Operasi Ketupat Semeru 2025 Berakhir, Polresta Malang Kota Sebut Kecelakaan Menurun

oleh -447 Dilihat
WhatsApp Image 2025 04 09 at 18.12.16
Kapolresta Malang Kota, Kombes Pol Nanang Haryono bersama Kasat Lantas di Posyan Lebaran depan Stasiun Kota Malang. (Foto: P. Priyono)

KabarBaik.co – Operasi Ketupat Semeru 2025 resmi berakhir setelah berlangsung selama 17 hari sejak 23 Maret hingga 8 April 2025. Polresta Malang Kota menggelar evaluasi secara menyeluruh atas hasil pelaksanaan Operasi Ketupat Semeru 2025 dalam rangka pengamanan arus mudik dan balik Lebaran Idul Fitri 1446 H.

Kapolresta Malang Kota, Kombes Pol Nanang Haryono melalui Kasat Lantas Polresta Malang Kota Kompol Agung Fitransyah menyampaikan, operasi ini merupakan bagian dari komitmen jajaran kepolisian dalam menciptakan kamseltibcarlantas selama libur Lebaran Idul Fitri 1446 H.

“Operasi Ketupat Semeru 2025 bertujuan untuk mengamankan mobilitas masyarakat dalam arus mudik dan balik, khususnya di wilayah Kota Malang, yang menjadi salah satu simpul pergerakan utama di Jawa Timur,” kata Agung, Rabu (9/4).

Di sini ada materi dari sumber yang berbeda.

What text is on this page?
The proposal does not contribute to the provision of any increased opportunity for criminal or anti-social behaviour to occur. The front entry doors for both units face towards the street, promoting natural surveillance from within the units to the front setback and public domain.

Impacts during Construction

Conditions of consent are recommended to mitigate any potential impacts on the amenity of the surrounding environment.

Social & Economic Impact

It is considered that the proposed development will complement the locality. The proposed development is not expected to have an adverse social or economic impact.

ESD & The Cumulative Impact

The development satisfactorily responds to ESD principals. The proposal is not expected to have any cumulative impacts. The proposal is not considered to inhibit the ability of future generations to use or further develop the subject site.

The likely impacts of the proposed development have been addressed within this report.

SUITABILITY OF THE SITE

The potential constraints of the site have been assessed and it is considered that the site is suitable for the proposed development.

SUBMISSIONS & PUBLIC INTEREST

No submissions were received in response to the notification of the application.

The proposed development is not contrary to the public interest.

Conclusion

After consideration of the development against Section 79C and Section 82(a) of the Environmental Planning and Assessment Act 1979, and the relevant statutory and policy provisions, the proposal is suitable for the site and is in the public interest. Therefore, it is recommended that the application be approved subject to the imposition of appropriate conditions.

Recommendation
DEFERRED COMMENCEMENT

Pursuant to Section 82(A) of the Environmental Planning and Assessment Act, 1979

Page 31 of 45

Dalam pelaksanaannya, lanjut Agung, Satlantas Polresta Malang Kota melakukan berbagai langkah strategis. Mulai dari patroli rutin, rekayasa lalu lintas, hingga penjagaan di titik-titik rawan macet dan kecelakaan, baik di dalam kota maupun jalur provinsi

Menurut Agung, sinergi antara TNI-Polri, Dishub, Satpol PP, serta stakeholder terkait menjadi faktor kunci dalam mendukung kelancaran dan keamanan lalu lintas di Kota Malang selama operasi berlangsung.

Mengenai penegakan hukum, Agung memaparkan data pelanggaran lalu lintas selama Operasi Ketupat Semeru 2025. Yakni, sebanyak 1.477 pelanggaran, dengan rincian 691 pelanggaran terdeteksi melalui ETLE, 53 melalui tilang manual, dan 733 berupa teguran presisi.

“Apabila dibandingkan periode operasi tahun sebelumnya, ini mengalami kenaikan 764 pelanggaran atau 107 persen, sebab kami meningkatkan pengawasan serta adanya mobilitas masyarakat yang cukup tinggi,” jelas Agung.

Sedangkan dari aspek kecelakaan lalu lintas, lanjut Agung, tercatat 10 kasus kecelakaan pada tahun ini, dengan 0 korban meninggal dunia, 2 korban luka berat, 19 luka ringan, dan total kerugian material sebesar Rp 11.100.000.

Agung menyatakan, dibandingkan dengan Operasi Ketupat Semeru 2024, operasi tahun ini terjadi penurunan 1 kasus atau 9 persen. Menurutnya, hasil dari strategi preventif seperti edukasi, sosialisasi kamseltibcarlantas melalui medsos, dan kehadiran aktif petugas di lapangan, berhasil meningkatkan kepatuhan pengendara secara signifikan.

“Langkah-langkah preventif yang kami lakukan, seperti imbauan keselamatan di berbagai titik strategis, pemasangan rambu sementara, patrol Blue Light serta edukasi publik sebelum masa mudik, terbukti efektif dalam menekan angka kecelakaan,” ungkap Agung.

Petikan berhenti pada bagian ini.